May 8 -- Long before gun-toting rap stars roamed America, the first manager of The Rolling Stones was terrorizing London, throwing errant journalists out of windows and others off bridges.

Accompanied by a thuggish bodyguard, Andrew Loog Oldham was said to be quite the rogue 40 years ago: Sporting a cape, he would careen around the city in his Mini Cooper, speakers blaring from the roof of the tiny car.

This is not all completely true but the anecdotes and rumors metamorphosed into "facts" over the years, a consequence of the hype and mystique Oldham engineered on behalf of his rabble-rousing charges.

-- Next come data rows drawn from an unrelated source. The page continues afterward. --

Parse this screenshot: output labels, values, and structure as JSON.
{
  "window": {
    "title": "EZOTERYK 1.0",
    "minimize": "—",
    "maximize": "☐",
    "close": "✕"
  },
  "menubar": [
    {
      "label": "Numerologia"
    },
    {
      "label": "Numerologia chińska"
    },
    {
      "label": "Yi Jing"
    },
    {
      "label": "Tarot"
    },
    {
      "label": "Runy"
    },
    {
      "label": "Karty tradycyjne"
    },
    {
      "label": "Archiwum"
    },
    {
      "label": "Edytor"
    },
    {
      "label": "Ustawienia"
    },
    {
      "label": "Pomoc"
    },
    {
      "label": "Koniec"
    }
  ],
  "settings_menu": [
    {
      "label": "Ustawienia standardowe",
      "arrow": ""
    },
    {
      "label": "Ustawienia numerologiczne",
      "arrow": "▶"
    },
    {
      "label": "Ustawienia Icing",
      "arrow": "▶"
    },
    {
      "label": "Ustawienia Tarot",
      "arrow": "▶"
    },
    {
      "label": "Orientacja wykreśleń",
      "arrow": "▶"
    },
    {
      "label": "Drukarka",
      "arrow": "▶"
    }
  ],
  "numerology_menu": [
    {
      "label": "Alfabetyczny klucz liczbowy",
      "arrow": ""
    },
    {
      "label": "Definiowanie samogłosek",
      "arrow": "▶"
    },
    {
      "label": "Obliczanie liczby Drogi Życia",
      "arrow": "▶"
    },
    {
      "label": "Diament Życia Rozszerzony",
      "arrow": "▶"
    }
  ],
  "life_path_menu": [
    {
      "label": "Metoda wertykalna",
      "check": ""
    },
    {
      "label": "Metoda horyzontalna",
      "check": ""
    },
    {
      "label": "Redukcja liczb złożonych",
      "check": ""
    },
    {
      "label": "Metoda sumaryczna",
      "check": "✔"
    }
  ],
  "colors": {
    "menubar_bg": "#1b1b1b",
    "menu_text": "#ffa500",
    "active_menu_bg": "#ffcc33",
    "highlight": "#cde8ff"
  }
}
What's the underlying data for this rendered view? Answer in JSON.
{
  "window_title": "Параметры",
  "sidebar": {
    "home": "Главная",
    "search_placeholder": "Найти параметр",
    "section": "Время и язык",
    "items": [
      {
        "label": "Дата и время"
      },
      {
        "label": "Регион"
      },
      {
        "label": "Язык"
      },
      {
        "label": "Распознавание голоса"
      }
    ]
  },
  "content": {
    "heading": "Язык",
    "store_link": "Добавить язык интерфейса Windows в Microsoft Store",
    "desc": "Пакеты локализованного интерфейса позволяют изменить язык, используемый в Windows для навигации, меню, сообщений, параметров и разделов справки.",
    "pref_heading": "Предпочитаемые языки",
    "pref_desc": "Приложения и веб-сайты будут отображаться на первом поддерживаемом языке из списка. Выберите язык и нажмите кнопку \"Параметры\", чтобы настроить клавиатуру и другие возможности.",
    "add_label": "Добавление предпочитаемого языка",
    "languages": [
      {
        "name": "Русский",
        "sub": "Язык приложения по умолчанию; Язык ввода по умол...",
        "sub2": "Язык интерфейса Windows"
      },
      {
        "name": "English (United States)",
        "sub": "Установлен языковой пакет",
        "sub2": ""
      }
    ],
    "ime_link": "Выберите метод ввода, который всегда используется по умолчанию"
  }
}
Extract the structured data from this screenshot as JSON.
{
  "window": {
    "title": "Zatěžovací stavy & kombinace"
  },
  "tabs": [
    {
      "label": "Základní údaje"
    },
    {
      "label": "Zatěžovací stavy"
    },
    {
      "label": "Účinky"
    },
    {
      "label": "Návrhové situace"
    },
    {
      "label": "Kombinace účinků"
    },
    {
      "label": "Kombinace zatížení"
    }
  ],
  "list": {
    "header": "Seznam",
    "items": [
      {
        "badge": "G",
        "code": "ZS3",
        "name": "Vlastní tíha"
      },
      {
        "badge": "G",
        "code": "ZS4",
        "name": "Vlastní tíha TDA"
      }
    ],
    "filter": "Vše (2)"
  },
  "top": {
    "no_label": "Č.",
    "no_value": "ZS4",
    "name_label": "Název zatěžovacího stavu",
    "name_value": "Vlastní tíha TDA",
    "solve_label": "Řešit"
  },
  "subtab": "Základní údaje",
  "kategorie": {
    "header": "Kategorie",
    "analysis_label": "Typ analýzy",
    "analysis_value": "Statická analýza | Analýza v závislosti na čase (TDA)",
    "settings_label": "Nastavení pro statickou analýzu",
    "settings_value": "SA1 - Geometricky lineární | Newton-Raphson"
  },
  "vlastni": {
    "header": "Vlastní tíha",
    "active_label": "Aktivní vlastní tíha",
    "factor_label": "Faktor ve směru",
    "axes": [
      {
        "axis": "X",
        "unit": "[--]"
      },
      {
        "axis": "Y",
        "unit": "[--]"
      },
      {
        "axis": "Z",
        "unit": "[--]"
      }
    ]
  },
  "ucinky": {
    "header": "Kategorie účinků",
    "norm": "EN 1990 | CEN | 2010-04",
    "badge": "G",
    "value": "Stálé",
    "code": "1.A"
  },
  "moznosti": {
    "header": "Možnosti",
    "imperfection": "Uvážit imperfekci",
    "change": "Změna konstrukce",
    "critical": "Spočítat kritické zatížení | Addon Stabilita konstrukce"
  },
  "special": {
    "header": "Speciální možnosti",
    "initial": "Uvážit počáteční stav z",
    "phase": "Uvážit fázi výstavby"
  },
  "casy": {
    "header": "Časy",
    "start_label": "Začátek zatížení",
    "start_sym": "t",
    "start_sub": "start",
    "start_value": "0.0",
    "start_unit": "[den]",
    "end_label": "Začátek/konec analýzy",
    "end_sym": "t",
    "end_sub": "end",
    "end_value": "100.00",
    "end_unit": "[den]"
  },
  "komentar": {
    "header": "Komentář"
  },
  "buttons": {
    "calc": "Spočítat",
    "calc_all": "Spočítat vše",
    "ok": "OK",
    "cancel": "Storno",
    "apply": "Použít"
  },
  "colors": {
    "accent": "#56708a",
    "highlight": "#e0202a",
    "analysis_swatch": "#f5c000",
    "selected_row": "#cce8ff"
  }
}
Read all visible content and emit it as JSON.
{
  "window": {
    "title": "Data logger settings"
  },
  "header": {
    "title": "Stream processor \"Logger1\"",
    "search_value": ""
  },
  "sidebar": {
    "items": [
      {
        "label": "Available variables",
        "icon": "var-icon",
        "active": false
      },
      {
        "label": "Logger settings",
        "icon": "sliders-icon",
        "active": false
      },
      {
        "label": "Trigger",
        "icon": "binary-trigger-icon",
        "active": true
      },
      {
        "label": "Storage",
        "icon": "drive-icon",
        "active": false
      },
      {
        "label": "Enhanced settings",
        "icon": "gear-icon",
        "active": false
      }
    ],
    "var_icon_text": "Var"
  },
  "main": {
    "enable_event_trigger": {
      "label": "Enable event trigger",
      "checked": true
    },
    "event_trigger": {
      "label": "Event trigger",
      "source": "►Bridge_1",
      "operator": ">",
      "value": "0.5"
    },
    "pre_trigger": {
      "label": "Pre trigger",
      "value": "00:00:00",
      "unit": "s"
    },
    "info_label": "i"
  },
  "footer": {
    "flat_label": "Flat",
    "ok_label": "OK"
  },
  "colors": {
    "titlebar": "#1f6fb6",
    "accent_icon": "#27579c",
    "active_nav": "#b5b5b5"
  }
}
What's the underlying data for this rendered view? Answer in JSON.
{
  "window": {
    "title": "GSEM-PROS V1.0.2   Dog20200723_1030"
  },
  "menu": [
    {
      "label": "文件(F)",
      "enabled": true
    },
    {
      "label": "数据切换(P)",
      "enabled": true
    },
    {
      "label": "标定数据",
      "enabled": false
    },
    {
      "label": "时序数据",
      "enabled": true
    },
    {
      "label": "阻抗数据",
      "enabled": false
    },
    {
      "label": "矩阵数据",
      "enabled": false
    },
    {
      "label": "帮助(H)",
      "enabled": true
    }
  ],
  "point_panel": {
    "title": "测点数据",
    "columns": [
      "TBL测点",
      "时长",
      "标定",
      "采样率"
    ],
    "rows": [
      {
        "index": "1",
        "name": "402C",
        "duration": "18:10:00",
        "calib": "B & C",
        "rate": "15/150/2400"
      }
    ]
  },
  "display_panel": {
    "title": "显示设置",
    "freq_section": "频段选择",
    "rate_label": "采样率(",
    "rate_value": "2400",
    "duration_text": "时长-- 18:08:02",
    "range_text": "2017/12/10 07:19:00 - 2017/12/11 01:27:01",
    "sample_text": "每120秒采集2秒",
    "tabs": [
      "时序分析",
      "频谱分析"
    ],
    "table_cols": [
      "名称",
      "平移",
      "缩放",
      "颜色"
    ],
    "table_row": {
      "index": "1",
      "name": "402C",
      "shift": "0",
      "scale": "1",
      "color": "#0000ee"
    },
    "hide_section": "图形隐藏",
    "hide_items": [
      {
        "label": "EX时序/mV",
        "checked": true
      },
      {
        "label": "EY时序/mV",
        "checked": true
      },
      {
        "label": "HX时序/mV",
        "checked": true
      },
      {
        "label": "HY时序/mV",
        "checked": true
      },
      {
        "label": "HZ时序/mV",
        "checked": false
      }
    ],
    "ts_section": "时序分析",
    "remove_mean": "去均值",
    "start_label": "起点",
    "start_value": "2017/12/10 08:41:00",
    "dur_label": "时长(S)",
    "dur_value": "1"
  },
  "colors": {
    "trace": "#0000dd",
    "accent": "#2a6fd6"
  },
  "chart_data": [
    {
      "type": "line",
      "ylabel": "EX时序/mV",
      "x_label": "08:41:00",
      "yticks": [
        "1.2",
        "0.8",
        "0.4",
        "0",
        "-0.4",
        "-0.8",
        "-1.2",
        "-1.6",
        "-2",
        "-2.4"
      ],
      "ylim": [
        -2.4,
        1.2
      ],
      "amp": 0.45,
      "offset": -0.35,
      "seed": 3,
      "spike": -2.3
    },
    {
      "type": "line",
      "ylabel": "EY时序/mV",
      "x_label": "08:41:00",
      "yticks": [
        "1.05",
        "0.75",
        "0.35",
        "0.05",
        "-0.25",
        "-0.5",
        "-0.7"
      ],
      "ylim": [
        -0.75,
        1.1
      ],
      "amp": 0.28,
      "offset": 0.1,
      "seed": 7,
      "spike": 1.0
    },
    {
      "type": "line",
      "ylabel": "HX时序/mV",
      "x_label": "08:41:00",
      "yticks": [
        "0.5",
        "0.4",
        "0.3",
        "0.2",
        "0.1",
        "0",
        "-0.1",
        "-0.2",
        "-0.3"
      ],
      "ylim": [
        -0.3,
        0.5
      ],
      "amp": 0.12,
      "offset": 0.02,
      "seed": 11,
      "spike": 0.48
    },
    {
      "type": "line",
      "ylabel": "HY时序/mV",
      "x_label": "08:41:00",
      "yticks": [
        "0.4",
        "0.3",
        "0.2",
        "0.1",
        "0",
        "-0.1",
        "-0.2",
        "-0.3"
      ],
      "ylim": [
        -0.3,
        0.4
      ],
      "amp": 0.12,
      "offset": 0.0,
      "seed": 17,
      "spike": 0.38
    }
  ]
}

Now 57, he is setting the record straight in his memoir, Stoned (St. Martin's Press), which details the early days of the so-called greatest rock and roll band in the world. The star character is not Mick Jagger or Keith Richards, it is Oldham an arrogant genius redeemed by a self-effacing British sense of humor.

"I would hope that (Stones guitarist) Keith Richards would turn around and say, 'Well finally, Andrew's working on his favorite act himself.' Which I am," Oldham said in an interview in his three-story Bogota apartment.

Oldham managed the Stones from 1963 to 1967 (in partnership with the late Eric Easton through 1965) and produced all their records during that period, including the hits "(I Can't Get No) Satisfaction," "19th Nervous Breakdown," "Mother's Little Helper," "Play With Fire," "Paint It, Black," and "Get Off of My Cloud."

More importantly, he transformed the nice, middle-class boys into the anti-Beatles. To underscore their outlaw image, he invented the line "Would you let your daughter go out with a Rolling Stone?"

These days, with The Beatles bigger than ever 30 years after breaking up, he still considers the Stones to be underdogs, albeit filthy-rich ones.

"We're always going to be the bad boys. We're always going to be urchins," he said. "I had to wait until The Rolling Stones had their last hit before my early work was recognized."